Can Buddhism in the West survive into the next generation? After the initial burst of sangha-building by Baby Boomers and Gen-Xers, will the Buddhist meme propagate into kids coming out of college now? Will this 2,500-year-old tradition finally complete its circumnavigation and build sustainable roots in the West? Over the last few years a series of articles have appeared in magazines and newspapers on the “graying” of American Buddhism and the risks to its continued survival. Of course Buddhism remains one the fastest growing religions (if that definition really fits) in the United States. This comes even at a time when participation in religion appears to be declining.
There are real and serious issues that this line of discussion raises. How do Americans take a tradition with deep roots in contemplative practice and monasticism and broaden it for a society that will mainly be lay parishioners? How are families included? How are the communities of shared values and social action that are so much a part of American religious life to be included? All of these questions will have to be addressed if Buddhism is not only to take root but also to flourish and gain strength from its encounter with America and the Western perspective in general. In that regard, Buddhism’s’ relationship with science holds unique and uniquely hopeful possibilities.

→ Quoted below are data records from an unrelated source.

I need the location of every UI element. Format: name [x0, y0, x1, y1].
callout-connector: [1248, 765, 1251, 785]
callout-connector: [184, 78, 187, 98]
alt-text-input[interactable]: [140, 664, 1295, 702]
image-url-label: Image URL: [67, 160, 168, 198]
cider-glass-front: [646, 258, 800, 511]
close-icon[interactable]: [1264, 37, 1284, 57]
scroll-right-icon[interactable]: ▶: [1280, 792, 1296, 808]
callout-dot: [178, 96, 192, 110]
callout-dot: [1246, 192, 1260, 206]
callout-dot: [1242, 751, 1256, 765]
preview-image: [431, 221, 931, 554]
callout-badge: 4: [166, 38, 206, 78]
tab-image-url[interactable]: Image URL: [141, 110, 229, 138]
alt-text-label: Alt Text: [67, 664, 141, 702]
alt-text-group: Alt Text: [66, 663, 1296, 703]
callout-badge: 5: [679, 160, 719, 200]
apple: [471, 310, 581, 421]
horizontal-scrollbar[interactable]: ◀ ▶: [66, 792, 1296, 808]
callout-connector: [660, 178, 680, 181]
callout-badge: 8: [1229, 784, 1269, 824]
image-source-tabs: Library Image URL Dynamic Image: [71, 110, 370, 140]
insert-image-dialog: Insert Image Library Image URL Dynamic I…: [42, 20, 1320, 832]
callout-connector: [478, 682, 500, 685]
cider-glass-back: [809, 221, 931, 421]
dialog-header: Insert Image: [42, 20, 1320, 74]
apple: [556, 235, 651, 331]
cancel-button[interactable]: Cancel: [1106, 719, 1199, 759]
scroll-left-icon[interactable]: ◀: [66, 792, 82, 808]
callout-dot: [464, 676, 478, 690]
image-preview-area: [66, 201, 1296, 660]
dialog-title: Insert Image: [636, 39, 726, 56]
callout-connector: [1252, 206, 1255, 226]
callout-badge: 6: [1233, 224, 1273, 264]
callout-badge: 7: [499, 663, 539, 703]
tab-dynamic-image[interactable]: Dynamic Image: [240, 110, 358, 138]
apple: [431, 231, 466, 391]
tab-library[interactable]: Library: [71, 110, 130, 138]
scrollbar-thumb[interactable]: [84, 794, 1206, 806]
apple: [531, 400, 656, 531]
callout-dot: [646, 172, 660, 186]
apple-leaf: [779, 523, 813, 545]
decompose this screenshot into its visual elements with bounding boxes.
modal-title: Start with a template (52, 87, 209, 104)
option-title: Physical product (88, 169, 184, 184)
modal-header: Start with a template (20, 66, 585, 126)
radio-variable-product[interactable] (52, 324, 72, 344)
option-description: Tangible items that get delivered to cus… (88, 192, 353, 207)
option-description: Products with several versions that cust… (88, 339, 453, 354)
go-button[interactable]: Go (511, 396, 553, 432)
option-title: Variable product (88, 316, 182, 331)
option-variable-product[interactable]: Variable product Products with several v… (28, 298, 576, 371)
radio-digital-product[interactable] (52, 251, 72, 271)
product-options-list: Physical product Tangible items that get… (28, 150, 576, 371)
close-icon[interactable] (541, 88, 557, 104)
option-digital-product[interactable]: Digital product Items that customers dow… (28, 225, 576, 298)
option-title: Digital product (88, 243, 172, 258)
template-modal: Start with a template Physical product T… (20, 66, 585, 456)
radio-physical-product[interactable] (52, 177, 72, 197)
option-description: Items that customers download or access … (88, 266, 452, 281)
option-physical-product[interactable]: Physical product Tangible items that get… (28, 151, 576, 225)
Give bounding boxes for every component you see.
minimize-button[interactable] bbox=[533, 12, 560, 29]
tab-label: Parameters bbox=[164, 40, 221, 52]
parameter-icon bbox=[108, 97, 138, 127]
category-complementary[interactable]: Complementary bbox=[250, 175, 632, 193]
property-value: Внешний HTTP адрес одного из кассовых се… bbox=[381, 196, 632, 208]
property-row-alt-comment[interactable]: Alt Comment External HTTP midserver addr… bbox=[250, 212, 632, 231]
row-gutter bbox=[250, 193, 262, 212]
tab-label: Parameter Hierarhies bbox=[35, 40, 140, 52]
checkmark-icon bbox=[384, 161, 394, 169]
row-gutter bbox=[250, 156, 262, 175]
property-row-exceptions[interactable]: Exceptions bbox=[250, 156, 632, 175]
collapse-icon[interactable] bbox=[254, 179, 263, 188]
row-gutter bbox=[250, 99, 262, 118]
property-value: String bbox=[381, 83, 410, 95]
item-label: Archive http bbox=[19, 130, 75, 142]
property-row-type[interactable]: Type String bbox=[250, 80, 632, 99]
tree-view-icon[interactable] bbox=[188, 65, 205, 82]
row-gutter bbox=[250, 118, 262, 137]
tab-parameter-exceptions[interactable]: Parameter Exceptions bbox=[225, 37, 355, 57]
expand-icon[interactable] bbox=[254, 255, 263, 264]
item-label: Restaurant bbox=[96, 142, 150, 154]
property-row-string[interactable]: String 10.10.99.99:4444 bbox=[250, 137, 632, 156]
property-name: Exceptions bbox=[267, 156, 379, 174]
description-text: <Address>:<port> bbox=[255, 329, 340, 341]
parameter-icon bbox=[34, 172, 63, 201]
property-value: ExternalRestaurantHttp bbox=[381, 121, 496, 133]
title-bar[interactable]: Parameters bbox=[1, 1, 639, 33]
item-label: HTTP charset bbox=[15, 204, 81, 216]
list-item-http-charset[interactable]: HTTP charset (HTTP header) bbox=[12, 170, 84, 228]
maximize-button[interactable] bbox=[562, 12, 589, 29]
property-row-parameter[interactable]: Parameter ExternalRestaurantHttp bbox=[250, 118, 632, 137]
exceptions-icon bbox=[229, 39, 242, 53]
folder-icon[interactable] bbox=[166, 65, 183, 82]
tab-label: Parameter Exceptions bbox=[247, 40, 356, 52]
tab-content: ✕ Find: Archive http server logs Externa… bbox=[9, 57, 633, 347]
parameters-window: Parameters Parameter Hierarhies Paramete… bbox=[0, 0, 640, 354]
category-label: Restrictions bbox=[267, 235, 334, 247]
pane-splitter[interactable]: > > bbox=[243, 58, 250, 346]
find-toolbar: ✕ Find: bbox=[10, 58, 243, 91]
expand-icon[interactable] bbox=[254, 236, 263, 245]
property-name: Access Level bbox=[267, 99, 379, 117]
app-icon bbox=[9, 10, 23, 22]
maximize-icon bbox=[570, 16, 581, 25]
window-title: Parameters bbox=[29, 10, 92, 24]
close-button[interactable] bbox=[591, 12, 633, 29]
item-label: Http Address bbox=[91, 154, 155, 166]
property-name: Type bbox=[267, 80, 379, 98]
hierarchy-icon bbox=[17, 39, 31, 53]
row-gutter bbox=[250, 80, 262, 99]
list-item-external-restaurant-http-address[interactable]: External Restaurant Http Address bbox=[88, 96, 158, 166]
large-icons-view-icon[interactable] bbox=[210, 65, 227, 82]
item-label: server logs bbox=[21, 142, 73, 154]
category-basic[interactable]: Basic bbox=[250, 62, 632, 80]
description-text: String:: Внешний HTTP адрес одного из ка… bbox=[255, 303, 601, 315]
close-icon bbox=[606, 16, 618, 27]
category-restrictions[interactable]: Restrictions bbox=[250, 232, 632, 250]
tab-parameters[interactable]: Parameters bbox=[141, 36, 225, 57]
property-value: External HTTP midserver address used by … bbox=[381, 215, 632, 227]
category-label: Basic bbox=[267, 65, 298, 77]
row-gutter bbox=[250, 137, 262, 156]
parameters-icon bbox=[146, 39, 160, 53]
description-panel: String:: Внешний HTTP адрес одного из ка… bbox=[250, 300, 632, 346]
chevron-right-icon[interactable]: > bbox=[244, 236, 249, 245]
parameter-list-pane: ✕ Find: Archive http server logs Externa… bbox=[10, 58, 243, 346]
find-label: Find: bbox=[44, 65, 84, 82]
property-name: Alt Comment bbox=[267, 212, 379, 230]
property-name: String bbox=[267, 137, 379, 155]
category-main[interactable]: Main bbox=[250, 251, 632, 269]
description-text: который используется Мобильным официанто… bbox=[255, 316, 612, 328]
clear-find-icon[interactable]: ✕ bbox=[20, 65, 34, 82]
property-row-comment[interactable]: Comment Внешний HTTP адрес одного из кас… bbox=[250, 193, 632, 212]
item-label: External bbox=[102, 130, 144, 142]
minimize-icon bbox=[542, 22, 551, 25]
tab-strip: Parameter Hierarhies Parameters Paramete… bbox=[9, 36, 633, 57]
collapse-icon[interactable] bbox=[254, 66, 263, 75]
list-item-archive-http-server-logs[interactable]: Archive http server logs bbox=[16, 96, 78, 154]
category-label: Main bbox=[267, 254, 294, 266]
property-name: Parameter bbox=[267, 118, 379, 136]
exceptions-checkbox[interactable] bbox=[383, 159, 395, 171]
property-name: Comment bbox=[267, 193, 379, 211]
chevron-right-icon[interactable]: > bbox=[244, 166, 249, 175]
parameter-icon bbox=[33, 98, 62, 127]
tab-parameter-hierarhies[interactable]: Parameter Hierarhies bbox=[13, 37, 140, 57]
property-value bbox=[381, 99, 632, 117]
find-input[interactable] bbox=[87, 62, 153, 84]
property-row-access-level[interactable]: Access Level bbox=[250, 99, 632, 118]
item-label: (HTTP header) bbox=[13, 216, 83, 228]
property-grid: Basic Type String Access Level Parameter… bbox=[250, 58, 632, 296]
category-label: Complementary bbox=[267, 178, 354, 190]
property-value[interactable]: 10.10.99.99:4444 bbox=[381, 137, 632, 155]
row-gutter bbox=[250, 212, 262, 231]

By now everyone has heard the Dalai Lama’s apocryphal quotation on Buddhism and science. When asked what would happen if science discovered something that was at odds with Buddhist belief, he replied, “We would change our beliefs.” While some have questioned exactly what the Dali Lama meant, there does appear to be a very different attitude toward science in Buddhism than in other American religions. This is an important distinction that bodes well for the Buddhist perspective. The future of all religious enterprise will, to some degree, hinge on its response to science.